Cette maladie se déclenche le plus souvent à l’adolescence. Tous les signes ne sont pas obligatoirement présents et le diagnostic est confirmé par des examens pratiqués dans un laboratoire
spécialisé, avec un enregistrement du sommeil de nuit et des tests d’endormissement réalisés au cours de la journée.

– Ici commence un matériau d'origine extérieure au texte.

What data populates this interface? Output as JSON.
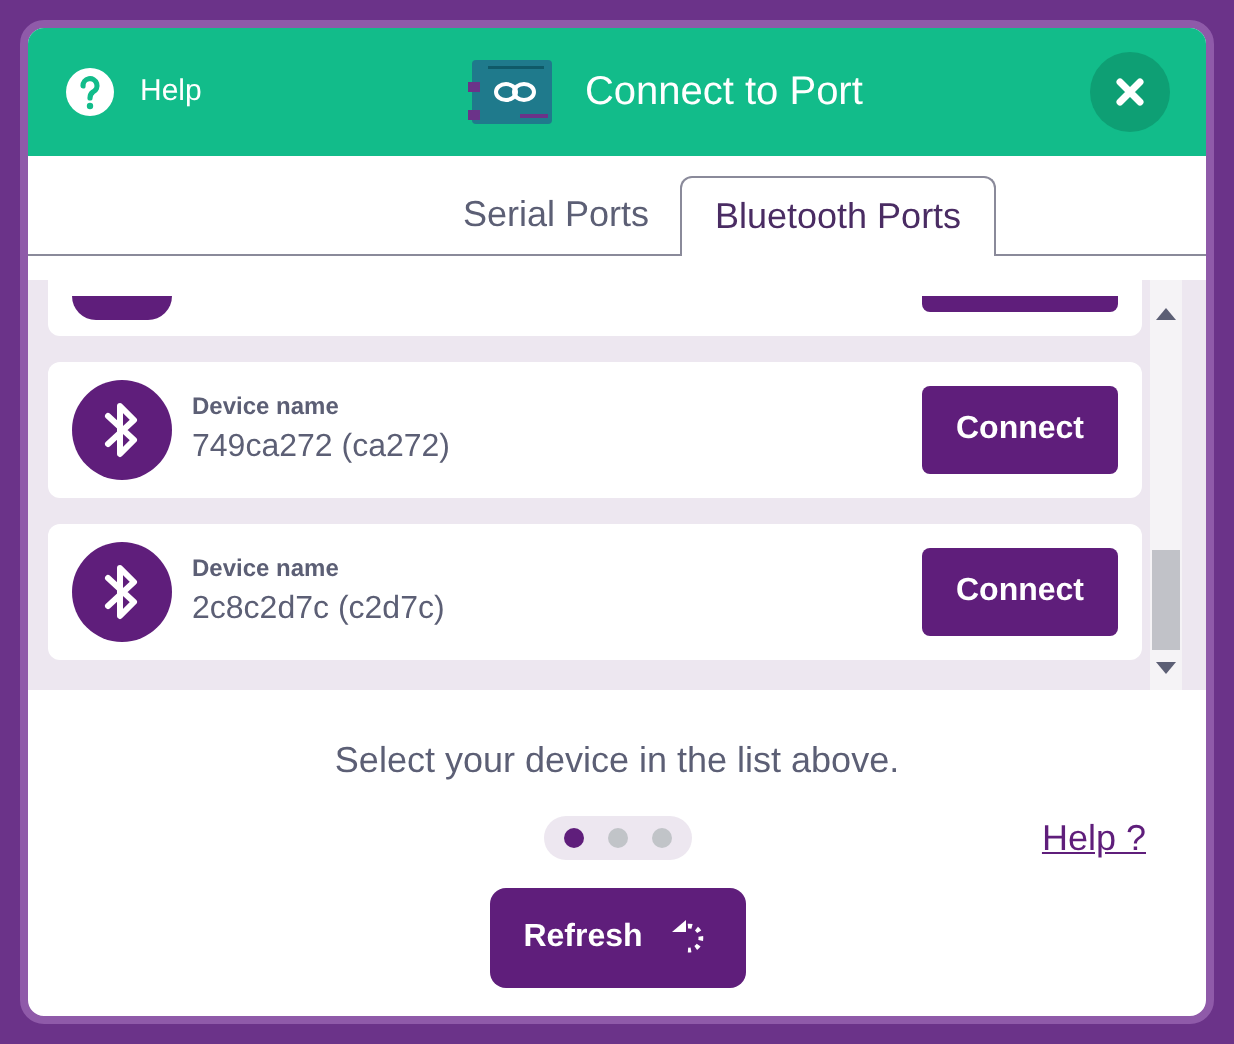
{
  "header": {
    "help": "Help",
    "title": "Connect to Port"
  },
  "tabs": [
    {
      "label": "Serial Ports",
      "selected": false
    },
    {
      "label": "Bluetooth Ports",
      "selected": true
    }
  ],
  "devices": [
    {
      "caption": "Device name",
      "name": "749ca272 (ca272)",
      "button": "Connect"
    },
    {
      "caption": "Device name",
      "name": "2c8c2d7c (c2d7c)",
      "button": "Connect"
    }
  ],
  "hint": "Select your device in the list above.",
  "pager": [
    {
      "selected": true
    },
    {
      "selected": false
    },
    {
      "selected": false
    }
  ],
  "help_link": "Help ?",
  "refresh": "Refresh"
}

Il existe une composante génétique : 98 % des personnes qui ont une narcolepsie ont un groupage HLA (système de marqueurs immunitaires) spécifique. Au cours de ces dernières années, on a
pu montrer que 90 % des personnes atteintes de narcolepsie ont une absence d’une protéine, l’hypocrétine (ou orexine), dans le liquide céphalo-rachidien. Cette protéine aux propriétés
éveillantes est normalement secrétée par une minuscule zone du cerveau qui, chez le narcoleptique, serait détruite par un mécanisme auto-immunitaire (c’est-à-dire par une réaction des cellules
immunitaires de la personne elle-même).
Le traitement de la narcolepsie consiste tout d’abord à apprendre à contrôler ses émotions et à s’organiser pour pouvoir faire une à plusieurs siestes à des moments stratégiques de
la journée. Lorsqu’on travaille, cela n’est pas toujours facile ; néanmoins, le fait d’expliquer son symptôme dans son milieu professionnel permet de dédramatiser la situation et d’expliquer ce
qui se passe. La personne n’est alors plus considérée par les autres comme indifférente à son travail, mais comme quelqu’un qui a une particularité (voire un véritable handicap) et que l’on peut
aider. Ces mesures de bon sens ne sont pas toujours suffisantes et des médicaments existent. Des stimulants de la vigilance sont utilisés pour lutter contre la somnolence et certains
antidépresseurs donnent de bons résultats pour contrer les accès de cataplexie.